Sunday, September 11, 2011

Elaine Scarry: On Beauty and Being Just (1999)

            In this work, Scarry first looks at the nature of beauty, which then leads her to a focused look at what she sees is a intimate relationship between beauty and justice in the world.  I am most interested in how her evaluation of beauty focuses on the interaction between the beautiful and the perceiver; to Scarry, it is in this interaction that the power of beauty is felt, as both provide a sense of life for each other.  Beauty makes the heart beat faster, makes the perceiver feel alive; and the attention of the gaze bestows life upon the beautiful.
            One important distinction that Scarry makes is the idea that,“Beauty always takes place in the particular, and if there are no particulars, the chances of seeing it go down” (18).  This is one explanation for cultural differences in ideas of beauty, because of lack of familiarity.  She also talks about how we assume our idea of “beautiful” arises from a “composite of particulars, and so erasing the particulars” (19).  This seems to speak to Nancy Etcoff’s claim in Survival of the Prettiest that our ideas of beauty are an average of what we have seen before, which in her schema explains cultural differences in ideas of beauty.  I like Scarry’s specification, however, that the particulars part of the definition is as important as the composite part.
            I also like her delineation of the common and necessary elements contained in that which is deemed beautiful.  According to Scarry, beauty is (1) sacred; (2) unprecedented; (3) lifesaving; (4) incites deliberation; and (5) encourages replication.
            I do take exception at her discussion of those who claim that the gaze has a destructive potential against that upon which it gazes.  Scarry says, “It is odd that contemporary accounts of ‘staring’ or ‘gazing’ place exclusive emphasis on the risks suffered by the person being looked at, for the vulnerability of the perceiver seems equal to, or greater than, the vulnerability of the person being perceived” (73).  However, she is not taking into account the fact that, typically, when “the gaze” is being discussed, the perceiver is typically in a position of more power, a less vulnerable position, than the person being seen.  And in this schema, the person being seen is being framed solely in terms of (usually) her beauty, which takes away her own personhood.  The gazer has the ability to frame that what is deemed beautiful, and the frame/pedestal functions to restrict the agency of the person being gazed at.
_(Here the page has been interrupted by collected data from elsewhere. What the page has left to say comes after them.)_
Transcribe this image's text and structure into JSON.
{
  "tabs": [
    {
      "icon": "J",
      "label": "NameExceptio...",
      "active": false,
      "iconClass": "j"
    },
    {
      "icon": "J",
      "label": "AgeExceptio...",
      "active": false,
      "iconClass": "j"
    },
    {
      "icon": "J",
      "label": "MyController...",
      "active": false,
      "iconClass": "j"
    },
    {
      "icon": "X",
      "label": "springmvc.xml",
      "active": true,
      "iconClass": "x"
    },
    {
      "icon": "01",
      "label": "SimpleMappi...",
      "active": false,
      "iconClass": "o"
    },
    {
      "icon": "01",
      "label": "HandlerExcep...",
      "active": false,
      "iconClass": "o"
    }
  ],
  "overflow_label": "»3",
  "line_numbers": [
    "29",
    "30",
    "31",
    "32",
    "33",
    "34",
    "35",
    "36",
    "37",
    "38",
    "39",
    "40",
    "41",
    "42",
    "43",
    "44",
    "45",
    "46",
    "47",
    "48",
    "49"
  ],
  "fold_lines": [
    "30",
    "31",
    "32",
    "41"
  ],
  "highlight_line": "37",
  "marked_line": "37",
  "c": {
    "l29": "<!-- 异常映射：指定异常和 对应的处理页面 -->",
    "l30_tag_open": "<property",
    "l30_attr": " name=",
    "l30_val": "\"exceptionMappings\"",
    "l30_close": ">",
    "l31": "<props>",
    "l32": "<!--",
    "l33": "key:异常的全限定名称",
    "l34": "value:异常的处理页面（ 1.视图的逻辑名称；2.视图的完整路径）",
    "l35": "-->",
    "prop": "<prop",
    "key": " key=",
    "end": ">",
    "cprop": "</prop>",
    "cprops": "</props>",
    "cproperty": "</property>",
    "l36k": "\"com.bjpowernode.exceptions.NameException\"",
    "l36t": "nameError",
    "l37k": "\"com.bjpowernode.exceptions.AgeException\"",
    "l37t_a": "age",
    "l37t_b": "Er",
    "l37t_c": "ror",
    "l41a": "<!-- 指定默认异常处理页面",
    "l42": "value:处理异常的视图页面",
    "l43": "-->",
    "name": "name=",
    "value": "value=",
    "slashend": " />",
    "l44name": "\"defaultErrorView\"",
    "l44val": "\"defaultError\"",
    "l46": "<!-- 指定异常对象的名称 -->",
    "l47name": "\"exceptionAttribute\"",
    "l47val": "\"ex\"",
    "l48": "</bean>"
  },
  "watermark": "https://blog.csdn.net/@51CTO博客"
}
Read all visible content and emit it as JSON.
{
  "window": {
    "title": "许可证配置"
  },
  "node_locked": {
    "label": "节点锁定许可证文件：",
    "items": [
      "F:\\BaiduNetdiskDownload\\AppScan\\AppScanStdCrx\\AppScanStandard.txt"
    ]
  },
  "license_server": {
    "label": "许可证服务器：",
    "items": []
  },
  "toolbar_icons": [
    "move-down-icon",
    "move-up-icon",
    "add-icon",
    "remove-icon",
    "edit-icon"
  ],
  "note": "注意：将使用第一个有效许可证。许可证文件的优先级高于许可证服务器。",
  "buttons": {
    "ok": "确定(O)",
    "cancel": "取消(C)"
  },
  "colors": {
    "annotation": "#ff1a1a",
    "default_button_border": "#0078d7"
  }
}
The traditional stories of men being struck dumb by beauty?  They seem to want to blame the beautiful for their own reactions.  They are shirking responsibility for their own reactions.  This seems an awfully dangerous road—like, so much beauty can overpower you and you just can’t help but ravish the object of beauty.  These stories strike me as the kind that would use the word “ravish,” trying to deny the reality of rape.  Yeah, it’s the excuse given for all of the times Zeus raped a woman.  I don’t buy it.
            However, to Scarry, beauty is responsible for the pursuit of justice in the world.  Beauty “has been perceived to be bound up with the immortal, for it prompts a search for a precedent, which in turn prompts a search for a still earlier precedent, and the mind keeps tripping backward until it at last reaches something that has no precedent, which may very well be the immortal” (30).  This explains its connection to truth, as truth is also of the immortal realm (31).
She then brings in the notion of fairness-both in its meaning of being beautiful, but also in terms of justice.  She quotes John Rawls, who defined fairness as “‘a symmetry of everyone’s relation to each other” (93).  Intriguing that the idea of symmetry—so important in Etcoff’s discussion of the evolutionary importance of beauty—comes up in more abstract theorizing of beauty, too.  And this is how Scarry gets from beauty to justice.  To Scarry, beauty acts as a concrete example or representation or reminder of much more abstract laws and principles of justice in the world (102).  Further, it inspires and calls out for justice.  The vision of beauty requires the existence of truth and order in the world.